Sorry kids, Yogi’s going

WODONGA Council will move ahead with its plan to give play equipment the flick in favour of more “open green spaces” at two of the city’s playgrounds.

Play equipment at Sister Willett Park and Acacia Crescent Reserve will be decommissioned, saving the council $3938 in maintenance costs each year, while equipment at Felix Grundy Park, including a Yogi bear see-saw, will be replaced with a single piece of equipment.

Councillors unanimously approved the move at last night’s council meeting, where the final stage of the city’s playground consultation for this year was tabled.

Cr Eric Kerr said the consultation process about the council’s 66 playgrounds would continue each year, and he drew attention to the phrase “open green space”.

“It doesn’t mean a blank space,” he said.

“It means we can have really creative play environments.”
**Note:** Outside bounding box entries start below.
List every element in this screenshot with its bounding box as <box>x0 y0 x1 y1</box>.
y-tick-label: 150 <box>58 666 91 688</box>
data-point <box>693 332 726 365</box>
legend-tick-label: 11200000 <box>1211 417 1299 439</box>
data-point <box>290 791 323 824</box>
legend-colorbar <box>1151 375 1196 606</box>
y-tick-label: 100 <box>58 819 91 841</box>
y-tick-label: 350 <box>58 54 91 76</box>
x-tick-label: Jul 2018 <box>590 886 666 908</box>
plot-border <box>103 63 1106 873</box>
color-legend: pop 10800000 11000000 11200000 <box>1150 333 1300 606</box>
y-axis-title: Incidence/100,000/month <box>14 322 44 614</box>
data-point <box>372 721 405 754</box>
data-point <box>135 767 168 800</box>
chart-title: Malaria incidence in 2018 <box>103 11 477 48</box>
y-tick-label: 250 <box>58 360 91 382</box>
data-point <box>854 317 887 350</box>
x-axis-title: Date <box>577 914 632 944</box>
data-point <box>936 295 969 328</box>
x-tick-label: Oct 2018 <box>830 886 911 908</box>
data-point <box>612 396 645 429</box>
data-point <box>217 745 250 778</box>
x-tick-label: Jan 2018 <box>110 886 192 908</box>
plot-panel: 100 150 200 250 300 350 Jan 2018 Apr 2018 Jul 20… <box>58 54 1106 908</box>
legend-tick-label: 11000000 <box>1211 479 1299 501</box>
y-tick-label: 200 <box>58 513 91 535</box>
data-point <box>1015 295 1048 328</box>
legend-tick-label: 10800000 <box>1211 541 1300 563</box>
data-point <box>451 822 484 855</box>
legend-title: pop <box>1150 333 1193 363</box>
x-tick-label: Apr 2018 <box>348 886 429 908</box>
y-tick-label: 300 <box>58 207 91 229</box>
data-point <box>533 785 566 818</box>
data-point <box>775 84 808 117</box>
The plan to get rid of the equipment at the two grounds was first floated after community consultation in May, in which only 30 people took part.

A second round of community consultation was held in October and Cr Michael Fraser said the results meant the recommendations stayed.

The report from those consultations showed that keeping the equipment at Acacia Crescent and Sister Willett would cost $1969 per playground each year, while removing the equipment would cost $3144.

The report stated that 47 per cent of people wanted Acacia Crescent to become open space, while no one reported to using the equipment at Sister Willett regularly.

The report also suggested the council should enhance Tooley’s Park and maintain Max Gray Park with more play equipment for older children.

It said Arthur Dunstan Park should be maintained with play equipment left alone, but that possible equipment for older children should be looked at.